Comparison with Other Studies

We are aware of two reports [24, 27] on UAE in the treatment of cervical leiomyomata. The first report compared effectiveness of UAE of cervical leiomyomata versus uterine fundal/body leiomyomata with imaging and stated that “the results of UAE were disappointing, indicating a need for caution in selecting and counseling patients for this treatment” [24]. At 3 months, they reported a total infarction in only 2/10 (20%) patients and zero infarction in 2/10 (20%) patients, with symptom improvement in 4/10 (40%) patients. They did not use a standardized validated questionnaire. Five out of nine patients showed a Grade I vascularity pattern, two Grade II and two Grade III vascularity pattern. Our cohort consists of eight patients with six Grade III vascularity patterns, one Grade II and one Grade I vascularity pattern.

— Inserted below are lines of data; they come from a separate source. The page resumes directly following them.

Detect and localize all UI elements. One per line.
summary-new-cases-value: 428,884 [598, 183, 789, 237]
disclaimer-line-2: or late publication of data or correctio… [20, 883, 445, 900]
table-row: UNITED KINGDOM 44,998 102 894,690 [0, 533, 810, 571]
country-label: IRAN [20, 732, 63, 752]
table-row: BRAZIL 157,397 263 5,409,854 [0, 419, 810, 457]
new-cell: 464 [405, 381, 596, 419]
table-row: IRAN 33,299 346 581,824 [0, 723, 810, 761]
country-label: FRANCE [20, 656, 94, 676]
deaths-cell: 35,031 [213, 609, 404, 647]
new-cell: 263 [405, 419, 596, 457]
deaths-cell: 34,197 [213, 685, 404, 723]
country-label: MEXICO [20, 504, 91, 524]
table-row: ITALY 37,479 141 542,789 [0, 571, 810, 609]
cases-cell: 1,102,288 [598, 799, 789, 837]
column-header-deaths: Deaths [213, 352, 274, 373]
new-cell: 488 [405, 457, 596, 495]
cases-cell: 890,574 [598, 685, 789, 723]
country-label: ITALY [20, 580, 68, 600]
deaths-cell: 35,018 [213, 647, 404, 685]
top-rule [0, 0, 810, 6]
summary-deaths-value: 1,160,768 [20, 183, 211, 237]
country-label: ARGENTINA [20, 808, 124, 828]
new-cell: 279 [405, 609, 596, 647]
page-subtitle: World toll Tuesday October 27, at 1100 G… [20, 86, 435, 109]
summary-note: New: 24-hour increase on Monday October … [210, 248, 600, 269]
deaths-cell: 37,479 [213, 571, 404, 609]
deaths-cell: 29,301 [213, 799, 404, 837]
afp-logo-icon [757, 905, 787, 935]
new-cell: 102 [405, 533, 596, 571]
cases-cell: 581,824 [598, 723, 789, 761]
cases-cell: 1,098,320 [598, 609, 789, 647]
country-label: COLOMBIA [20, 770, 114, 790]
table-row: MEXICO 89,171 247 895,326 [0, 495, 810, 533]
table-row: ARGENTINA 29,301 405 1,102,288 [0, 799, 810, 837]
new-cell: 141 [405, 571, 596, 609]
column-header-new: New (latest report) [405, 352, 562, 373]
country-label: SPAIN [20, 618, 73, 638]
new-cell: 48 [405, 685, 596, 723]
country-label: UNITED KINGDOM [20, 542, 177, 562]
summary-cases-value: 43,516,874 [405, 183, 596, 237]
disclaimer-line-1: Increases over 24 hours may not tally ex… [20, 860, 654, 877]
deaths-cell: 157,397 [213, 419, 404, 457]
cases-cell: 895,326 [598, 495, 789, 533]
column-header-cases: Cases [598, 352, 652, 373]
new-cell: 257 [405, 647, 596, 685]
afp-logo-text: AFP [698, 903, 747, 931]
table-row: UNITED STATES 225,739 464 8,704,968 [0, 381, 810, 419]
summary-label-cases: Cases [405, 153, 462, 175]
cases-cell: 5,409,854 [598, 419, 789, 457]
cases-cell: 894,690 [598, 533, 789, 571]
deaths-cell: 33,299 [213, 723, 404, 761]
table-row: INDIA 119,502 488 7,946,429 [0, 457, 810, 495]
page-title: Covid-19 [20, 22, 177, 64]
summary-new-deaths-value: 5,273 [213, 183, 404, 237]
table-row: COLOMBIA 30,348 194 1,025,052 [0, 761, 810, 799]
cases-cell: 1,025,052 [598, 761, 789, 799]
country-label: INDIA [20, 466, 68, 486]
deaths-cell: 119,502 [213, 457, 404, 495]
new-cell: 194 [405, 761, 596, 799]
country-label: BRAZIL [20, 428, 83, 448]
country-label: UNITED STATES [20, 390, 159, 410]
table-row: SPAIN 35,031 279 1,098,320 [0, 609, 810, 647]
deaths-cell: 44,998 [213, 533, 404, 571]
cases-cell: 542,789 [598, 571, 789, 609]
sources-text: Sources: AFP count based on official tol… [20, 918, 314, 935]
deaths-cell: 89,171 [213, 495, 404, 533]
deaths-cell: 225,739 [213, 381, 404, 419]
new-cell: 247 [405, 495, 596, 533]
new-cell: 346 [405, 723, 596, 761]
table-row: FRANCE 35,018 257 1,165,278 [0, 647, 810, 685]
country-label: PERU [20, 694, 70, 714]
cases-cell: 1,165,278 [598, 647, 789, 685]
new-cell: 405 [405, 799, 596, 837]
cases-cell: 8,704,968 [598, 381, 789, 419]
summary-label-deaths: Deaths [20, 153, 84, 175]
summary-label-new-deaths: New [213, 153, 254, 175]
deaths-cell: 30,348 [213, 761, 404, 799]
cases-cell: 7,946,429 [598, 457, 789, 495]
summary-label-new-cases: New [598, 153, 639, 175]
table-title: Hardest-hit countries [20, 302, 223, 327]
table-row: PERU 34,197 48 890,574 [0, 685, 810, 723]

Our study results demonstrated a higher treatment success rate. At 3 months, the symptom severity score (SSS) and HRQOL score improved in 7/7 patients (100%) and 5/7 patients (71%), respectively. Long-term satisfaction without additional therapy was achieved in 6/8 patients (75%). The difference in success rate may be explained by the leiomyomata vascularity (Grade III), a different UAE agent and the relatively larger size, and therefore, the relatively increased vascularization which might presumably lead to increased infarction compared to infarction rates of smaller fibroids with less vascularization and/or the described catheterization technique.

The second publication concerns the world’s first reported UAE during pregnancy [27]. We hypothesized that the pregnancy itself would be an influencing factor on the cervical leiomyomata growth, which is why we excluded pregnant or postpartum patients in this study [28].

Conclusion

UAE in women with symptomatic cervical leiomyomata seems to be effective and safe with significant improvement in symptoms and quality of life. UAE is a valuable option for women seeking a non-surgical solution.